They passed through room after room, each worthy of a palace, mounted stair after stair, one servant preceding them with a lamp, and another following, walked over the roof of a part of the palace, climbed another stair, and came out on the loggia, or highest house-top.
The scene was enchanting; for the whole city was visible, and, by one of those kaleidoscopic changes constantly seen in a town built on hills, the city looked from here lo be situated in a round basin rising evenly on all sides to the tree-fringed
horizon. The grand front of St. Peter’s was scarcely a stone’s throw from them, apparently, and the two fountains of the moonlighted piazza stood wavering and white. It was not difficult to imagine them two angels standing there with garments softly waving in the night air.
Mr. Vane paused a moment at the Signora’s side. “I perceive more clearly every day why you may well be unwilling to leave Rome,” he said. “I wonder I could ever have expected it.”
“And yet it never appeared to me easier,” she replied very gently. “I have had all the happiness that can be had here, and ‘enough is as good as a feast,’ you know.”
She meant to please him, yet she fancied that he frowned slightly. He said no more, however, but stood looking about, and, after a moment, joined Isabel, with whom the young couple were having a lively conversation.

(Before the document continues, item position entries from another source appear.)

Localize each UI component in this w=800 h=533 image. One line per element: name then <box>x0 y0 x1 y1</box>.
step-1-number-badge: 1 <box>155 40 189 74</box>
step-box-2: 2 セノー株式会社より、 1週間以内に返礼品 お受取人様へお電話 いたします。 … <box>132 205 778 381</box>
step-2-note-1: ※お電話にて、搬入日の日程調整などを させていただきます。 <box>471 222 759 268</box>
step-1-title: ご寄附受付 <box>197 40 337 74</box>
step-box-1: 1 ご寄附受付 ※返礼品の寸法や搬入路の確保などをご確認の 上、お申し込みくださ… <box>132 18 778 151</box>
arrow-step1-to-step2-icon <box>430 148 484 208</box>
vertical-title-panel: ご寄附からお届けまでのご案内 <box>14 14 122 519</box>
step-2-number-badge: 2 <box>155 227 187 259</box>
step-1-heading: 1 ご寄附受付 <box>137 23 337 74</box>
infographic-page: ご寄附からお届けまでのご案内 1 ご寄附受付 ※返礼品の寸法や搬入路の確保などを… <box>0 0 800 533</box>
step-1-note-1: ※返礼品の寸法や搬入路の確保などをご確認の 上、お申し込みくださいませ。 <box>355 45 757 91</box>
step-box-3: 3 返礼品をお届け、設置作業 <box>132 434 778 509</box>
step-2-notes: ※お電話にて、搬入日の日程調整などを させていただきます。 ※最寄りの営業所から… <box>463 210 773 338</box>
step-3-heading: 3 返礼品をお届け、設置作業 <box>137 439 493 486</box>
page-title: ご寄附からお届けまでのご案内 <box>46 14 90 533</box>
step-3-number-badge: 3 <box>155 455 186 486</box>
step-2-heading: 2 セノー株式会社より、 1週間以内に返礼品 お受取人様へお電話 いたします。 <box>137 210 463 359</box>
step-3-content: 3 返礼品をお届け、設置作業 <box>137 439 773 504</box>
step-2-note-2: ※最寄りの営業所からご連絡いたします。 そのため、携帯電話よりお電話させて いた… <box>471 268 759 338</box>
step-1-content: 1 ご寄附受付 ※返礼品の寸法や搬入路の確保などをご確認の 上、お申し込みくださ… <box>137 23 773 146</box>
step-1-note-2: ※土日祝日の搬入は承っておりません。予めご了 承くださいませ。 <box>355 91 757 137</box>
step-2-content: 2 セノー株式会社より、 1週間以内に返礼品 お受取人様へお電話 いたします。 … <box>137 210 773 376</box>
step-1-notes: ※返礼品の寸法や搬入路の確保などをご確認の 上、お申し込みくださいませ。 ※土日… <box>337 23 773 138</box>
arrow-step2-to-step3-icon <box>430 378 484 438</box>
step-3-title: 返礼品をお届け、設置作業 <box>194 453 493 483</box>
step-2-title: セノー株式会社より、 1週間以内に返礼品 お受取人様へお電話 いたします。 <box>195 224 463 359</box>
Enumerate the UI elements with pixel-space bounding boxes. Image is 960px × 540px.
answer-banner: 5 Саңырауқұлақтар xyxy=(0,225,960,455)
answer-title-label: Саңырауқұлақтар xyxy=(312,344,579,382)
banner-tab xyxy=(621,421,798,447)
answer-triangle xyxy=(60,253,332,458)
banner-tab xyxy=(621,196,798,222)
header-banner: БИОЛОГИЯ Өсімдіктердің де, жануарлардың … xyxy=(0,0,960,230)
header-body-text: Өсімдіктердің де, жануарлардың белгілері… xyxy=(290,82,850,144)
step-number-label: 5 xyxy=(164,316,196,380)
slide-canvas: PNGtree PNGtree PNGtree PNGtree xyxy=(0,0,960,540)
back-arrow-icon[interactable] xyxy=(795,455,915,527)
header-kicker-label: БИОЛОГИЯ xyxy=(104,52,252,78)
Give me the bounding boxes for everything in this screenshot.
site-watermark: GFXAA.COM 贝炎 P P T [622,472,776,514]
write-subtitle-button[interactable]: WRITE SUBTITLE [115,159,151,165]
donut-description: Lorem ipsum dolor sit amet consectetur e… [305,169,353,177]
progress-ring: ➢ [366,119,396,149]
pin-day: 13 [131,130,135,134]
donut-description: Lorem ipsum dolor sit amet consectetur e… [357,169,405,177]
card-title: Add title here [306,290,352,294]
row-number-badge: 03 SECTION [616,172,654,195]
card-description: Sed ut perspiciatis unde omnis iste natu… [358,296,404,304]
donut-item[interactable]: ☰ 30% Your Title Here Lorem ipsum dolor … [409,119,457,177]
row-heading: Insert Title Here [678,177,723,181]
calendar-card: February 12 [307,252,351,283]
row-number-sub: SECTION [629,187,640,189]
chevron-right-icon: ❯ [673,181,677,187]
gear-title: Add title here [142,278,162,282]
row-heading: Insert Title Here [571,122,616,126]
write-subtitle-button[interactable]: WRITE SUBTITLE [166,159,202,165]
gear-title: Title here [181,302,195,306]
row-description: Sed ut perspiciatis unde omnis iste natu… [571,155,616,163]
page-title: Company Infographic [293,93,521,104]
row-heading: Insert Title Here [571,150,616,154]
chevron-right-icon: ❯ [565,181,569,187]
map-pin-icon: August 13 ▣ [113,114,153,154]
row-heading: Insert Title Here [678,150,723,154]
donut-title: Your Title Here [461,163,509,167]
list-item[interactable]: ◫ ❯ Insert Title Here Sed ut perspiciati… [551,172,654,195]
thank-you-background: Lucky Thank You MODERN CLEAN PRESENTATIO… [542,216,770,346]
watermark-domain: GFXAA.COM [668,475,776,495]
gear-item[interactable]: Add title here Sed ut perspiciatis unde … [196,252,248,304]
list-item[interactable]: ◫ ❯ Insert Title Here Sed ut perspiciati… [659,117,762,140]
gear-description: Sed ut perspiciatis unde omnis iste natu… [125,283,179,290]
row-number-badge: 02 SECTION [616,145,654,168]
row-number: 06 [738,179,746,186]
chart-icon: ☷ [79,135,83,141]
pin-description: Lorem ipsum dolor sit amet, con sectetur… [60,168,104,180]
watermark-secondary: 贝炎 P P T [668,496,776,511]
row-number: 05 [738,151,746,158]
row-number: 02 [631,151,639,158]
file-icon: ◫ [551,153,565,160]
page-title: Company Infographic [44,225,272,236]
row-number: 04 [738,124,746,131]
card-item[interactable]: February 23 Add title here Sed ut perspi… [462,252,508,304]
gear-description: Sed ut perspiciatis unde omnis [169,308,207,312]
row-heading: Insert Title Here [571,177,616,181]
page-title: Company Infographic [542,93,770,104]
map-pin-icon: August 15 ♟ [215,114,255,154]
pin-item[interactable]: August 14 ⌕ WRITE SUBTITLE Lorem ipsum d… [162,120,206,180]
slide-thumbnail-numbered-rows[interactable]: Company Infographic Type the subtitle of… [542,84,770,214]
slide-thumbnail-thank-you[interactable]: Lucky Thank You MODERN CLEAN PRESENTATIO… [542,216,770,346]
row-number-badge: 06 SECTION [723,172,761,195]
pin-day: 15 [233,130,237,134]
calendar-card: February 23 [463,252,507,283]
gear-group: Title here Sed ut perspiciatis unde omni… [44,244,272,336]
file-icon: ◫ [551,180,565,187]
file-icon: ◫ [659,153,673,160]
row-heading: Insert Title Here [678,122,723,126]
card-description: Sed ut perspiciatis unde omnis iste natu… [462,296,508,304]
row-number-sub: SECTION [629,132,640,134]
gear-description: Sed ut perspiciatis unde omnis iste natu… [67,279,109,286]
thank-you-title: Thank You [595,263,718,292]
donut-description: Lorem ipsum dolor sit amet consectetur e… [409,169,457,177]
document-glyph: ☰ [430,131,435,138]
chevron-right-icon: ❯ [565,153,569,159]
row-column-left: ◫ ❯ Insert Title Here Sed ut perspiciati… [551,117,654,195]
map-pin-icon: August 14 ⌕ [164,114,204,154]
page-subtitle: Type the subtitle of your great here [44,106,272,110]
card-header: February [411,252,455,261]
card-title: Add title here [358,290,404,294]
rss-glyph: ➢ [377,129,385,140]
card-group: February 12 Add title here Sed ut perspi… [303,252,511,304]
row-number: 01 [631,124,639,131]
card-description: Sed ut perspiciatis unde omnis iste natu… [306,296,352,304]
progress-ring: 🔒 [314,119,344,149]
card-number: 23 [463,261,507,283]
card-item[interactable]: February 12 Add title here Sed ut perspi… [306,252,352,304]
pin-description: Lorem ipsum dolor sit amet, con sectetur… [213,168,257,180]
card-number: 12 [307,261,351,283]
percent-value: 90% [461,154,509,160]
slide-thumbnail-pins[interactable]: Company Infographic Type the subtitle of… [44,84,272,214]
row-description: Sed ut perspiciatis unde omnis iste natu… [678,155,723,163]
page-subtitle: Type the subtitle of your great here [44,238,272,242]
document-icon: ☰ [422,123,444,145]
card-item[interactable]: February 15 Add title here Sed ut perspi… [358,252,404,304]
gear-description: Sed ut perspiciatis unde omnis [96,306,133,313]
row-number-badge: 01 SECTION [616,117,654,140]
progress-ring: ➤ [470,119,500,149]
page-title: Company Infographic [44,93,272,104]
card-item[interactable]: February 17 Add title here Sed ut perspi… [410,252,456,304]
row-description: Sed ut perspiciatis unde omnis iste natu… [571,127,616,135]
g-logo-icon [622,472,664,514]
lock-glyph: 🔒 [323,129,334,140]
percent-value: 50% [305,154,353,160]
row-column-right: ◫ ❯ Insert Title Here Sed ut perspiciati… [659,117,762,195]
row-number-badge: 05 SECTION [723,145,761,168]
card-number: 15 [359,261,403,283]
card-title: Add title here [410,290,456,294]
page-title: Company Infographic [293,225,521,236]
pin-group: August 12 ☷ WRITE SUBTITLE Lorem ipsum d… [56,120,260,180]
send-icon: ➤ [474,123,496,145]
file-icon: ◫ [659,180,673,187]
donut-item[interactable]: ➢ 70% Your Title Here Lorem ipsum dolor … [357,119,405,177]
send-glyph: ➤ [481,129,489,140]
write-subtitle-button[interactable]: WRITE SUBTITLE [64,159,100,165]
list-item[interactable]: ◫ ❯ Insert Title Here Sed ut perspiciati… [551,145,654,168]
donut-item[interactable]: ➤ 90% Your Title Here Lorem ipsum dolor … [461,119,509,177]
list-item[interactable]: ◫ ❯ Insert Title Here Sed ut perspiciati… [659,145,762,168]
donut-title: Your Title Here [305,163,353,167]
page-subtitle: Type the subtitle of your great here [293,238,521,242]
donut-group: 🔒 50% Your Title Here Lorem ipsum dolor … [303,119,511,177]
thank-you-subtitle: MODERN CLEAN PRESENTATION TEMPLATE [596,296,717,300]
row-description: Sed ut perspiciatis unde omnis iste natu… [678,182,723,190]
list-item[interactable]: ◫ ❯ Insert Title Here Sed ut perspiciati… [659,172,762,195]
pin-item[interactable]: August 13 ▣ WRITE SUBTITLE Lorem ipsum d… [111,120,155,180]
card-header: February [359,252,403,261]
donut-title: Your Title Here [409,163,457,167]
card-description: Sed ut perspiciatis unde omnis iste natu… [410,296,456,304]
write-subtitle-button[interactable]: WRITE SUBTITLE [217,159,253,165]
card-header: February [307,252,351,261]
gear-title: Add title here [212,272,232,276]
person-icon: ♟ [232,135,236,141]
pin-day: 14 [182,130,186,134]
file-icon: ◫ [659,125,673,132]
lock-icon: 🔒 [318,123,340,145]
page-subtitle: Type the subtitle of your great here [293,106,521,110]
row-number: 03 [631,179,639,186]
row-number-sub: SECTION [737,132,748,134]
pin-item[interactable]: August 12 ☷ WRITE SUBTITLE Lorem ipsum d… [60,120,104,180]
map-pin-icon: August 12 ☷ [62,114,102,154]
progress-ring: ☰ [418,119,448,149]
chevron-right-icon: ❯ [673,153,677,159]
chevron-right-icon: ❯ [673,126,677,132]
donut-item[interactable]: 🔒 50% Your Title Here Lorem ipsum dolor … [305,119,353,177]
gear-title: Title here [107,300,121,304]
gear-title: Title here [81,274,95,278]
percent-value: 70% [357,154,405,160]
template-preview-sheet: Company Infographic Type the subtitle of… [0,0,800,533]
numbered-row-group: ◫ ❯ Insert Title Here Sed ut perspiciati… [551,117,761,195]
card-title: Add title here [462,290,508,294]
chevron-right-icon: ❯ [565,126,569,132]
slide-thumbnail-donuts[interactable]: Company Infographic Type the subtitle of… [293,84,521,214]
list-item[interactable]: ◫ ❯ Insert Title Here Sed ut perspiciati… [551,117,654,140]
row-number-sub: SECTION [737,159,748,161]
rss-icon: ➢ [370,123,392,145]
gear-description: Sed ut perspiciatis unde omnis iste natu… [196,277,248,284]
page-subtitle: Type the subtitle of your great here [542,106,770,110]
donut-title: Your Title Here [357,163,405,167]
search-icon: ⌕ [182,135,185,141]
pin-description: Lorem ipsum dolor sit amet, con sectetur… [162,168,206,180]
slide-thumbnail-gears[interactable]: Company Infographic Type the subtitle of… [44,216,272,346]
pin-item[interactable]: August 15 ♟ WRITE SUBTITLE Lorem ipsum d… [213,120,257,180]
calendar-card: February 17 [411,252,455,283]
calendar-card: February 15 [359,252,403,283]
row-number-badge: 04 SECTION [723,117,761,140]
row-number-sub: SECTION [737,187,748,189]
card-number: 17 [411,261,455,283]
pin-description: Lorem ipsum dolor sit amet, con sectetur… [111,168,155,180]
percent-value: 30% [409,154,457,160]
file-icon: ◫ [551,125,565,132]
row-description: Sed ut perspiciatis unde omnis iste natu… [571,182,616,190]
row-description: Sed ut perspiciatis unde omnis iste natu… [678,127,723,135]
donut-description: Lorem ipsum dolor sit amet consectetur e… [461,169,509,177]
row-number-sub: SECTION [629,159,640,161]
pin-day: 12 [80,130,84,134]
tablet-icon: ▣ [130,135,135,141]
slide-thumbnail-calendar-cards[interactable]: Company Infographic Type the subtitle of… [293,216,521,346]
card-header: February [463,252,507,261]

The Signora felt hurt. It seemed that Mr. Vane was losing confidence in her and becoming every day more distant. For a week or more she had felt that he was withdrawing his friendship from her, and changing in many ways. When had she heard a jest from him, or seen in him that quiet and deep contentment which he had shown at first? She had half a mind to ask him what the matter was. Perhaps she would some time, if opportunity favored. Meantime, it would be wiser not to distress herself. And just as she came to this conclusion an interpretation of his remark suggested itself to her that made the blood rush to her face painfully. Had he remembered with annoyance that half-proposal of his, and, either to remove any lingering pity she might feel for him or to save
his own pride, wished her to understand that it had been the impulse of the moment, and that he no longer entertained the wish to be more than a friend to her? In such a case her reply, with its hint of a possible change in her, had been most unfortunate.
There was one moment of cruel doubt and mortification, then she put the subject resolutely away. “I have been neither unkind nor bold nor dishonorable, and I have therefore nothing to be ashamed of,” she said to herself.
Meantime, Marion had stopped near Bianca, who stood looking at her father and the Signora. “How beautiful the Signora is!” he said. “Do you see that the golden tinge in her hair is visible even in the moonlight? And her eyes are the color of the Borghese violets she loves so much. I sometimes think that a rather tall and noble-looking woman like her should always be blonde, and that dark eyes belong to the slight and graceful ones.”